Political Science: International Relations (Professor Montero)
Students will analyze research questions of central concern to political scientists such as whether the quality of democratic governance is fundamentally determined by economic and social development. A wide variety of democratic institutions correlate with socio-economic outcomes. Our section will be interested in testing theories concerning whether majoritarian or proportional/consensual types of democracy provide better conditions for health and human development in advanced capitalist and developing countries. But regardless of the hypotheses under study, the central learning goals are an understanding of how to use comparative data to form and test hypotheses about how institutions, organizations, and voters respond to differences in political forms and social and economic development across countries and over time.
Potential Research Topics: Students in this section will test hypotheses concerning the political determinants of different levels of social welfare spending, human development indicators such as literacy and life expectancy in a survey of European, Latin American, Asian, and African countries. Do left-of-center governments produce better outcomes or are right-of-center governments just as good or better in generating improvements to human development?

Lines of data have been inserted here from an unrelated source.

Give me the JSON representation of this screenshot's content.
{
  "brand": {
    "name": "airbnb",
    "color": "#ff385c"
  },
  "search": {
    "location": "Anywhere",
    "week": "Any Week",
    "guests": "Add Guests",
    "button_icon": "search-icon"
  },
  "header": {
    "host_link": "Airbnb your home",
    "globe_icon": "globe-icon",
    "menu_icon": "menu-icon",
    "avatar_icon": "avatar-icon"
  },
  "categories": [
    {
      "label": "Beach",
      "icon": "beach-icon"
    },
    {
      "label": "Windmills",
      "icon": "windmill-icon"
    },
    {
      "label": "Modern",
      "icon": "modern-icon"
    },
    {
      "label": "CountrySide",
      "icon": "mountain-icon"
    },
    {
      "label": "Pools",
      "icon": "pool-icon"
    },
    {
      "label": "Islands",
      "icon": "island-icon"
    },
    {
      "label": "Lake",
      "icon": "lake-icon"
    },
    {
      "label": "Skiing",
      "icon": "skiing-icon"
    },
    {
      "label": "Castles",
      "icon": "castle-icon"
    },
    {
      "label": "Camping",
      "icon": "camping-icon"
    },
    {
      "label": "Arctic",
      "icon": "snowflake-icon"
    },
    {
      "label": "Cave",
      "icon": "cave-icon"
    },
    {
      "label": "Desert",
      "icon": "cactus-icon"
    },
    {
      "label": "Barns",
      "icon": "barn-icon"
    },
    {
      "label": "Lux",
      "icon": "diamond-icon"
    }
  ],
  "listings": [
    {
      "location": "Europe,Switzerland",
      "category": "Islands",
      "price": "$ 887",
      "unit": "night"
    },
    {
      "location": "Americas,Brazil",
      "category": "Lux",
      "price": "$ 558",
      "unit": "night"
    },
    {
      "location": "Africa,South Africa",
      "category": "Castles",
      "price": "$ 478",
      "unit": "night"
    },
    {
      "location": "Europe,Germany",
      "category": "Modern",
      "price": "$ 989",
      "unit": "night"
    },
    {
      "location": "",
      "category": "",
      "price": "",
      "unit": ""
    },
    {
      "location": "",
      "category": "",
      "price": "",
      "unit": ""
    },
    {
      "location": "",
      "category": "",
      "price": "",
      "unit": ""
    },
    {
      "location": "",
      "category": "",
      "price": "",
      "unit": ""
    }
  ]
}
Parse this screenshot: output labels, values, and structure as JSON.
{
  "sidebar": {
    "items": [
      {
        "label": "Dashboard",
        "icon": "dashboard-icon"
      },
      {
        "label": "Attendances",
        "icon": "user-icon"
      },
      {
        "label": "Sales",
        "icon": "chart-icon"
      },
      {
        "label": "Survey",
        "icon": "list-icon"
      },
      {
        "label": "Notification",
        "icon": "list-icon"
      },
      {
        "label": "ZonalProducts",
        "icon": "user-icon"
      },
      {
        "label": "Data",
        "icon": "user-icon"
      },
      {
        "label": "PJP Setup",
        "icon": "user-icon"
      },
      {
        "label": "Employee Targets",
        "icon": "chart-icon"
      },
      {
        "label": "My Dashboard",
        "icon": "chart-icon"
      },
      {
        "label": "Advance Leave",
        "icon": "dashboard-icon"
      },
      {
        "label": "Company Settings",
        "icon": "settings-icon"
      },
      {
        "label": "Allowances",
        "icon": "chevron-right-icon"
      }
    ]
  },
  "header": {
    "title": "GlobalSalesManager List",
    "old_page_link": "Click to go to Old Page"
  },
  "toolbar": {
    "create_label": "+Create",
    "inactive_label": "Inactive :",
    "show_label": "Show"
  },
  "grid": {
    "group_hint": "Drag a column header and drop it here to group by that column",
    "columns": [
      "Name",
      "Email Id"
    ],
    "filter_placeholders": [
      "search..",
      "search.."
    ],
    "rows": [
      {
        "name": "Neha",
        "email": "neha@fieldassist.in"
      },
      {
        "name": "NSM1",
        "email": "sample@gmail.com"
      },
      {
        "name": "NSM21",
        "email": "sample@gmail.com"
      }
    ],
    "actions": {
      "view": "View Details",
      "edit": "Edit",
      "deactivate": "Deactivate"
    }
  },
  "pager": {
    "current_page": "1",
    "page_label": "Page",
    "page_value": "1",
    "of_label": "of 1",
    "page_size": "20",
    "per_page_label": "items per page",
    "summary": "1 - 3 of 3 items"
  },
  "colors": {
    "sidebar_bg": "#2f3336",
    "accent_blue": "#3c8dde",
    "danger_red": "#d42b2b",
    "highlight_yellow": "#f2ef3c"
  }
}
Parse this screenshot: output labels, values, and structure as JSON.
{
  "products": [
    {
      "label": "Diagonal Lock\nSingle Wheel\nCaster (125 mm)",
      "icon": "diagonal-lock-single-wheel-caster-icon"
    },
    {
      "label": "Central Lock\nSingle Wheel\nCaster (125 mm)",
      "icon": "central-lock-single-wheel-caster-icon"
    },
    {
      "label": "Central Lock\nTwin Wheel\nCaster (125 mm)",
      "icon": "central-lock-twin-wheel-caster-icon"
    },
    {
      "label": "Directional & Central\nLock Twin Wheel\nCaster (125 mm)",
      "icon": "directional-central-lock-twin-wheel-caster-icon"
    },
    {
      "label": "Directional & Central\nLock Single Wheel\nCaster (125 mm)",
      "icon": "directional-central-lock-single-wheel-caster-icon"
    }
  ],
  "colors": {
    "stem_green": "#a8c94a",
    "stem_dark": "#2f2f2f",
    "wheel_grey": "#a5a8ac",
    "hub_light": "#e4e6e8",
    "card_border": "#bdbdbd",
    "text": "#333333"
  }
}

Are electoral systems based on proportional representation better for socio-economic development than those based on majoritarian formulas?
Economics (Professor Swoboda)
Economics is the study of decision-making under scarcity. This course will expose students to the ways in which economists look at the many important decisions we make as individuals and as a society. Particular attention will be paid to the ways in which data analysis and visualization can help us make better decisions across many areas, ranging from: health care, higher education, the US budget, trade, and environmental policy. The course emphasizes active learning - students should expect to spend much of their time conducting simulations, participating in discussions, and working “hands-on” with appropriate data.
Social Psychology (Zach Rothschild)
Students will explore how the thoughts, feelings and behaviors of individuals are influenced by powerful social forces. Some of the topics of study include why do people conform, what is the source of prejudice and intergroup conflict, and how are our attitudes and decisions influenced by factors outside of our conscious awareness. We will discuss the application of these topics to important social issues such as climate change, intergroup relations, and immigration. In the afternoon research sections, students will be introduced to the common methods of study and data analysis used by social psychologists (e.g., lab experimentation, observation, surveys) and will be given the opportunity in teams to formulate a research hypothesis, design a study, and collect and analyze data. Some possible projects include how perspective taking activities can reduce prejudice, how communicating social norms influences people’s attitudes, or how different portrayals of a negative event such as climate change may affect people’s willingness to engage in environmental advocacy.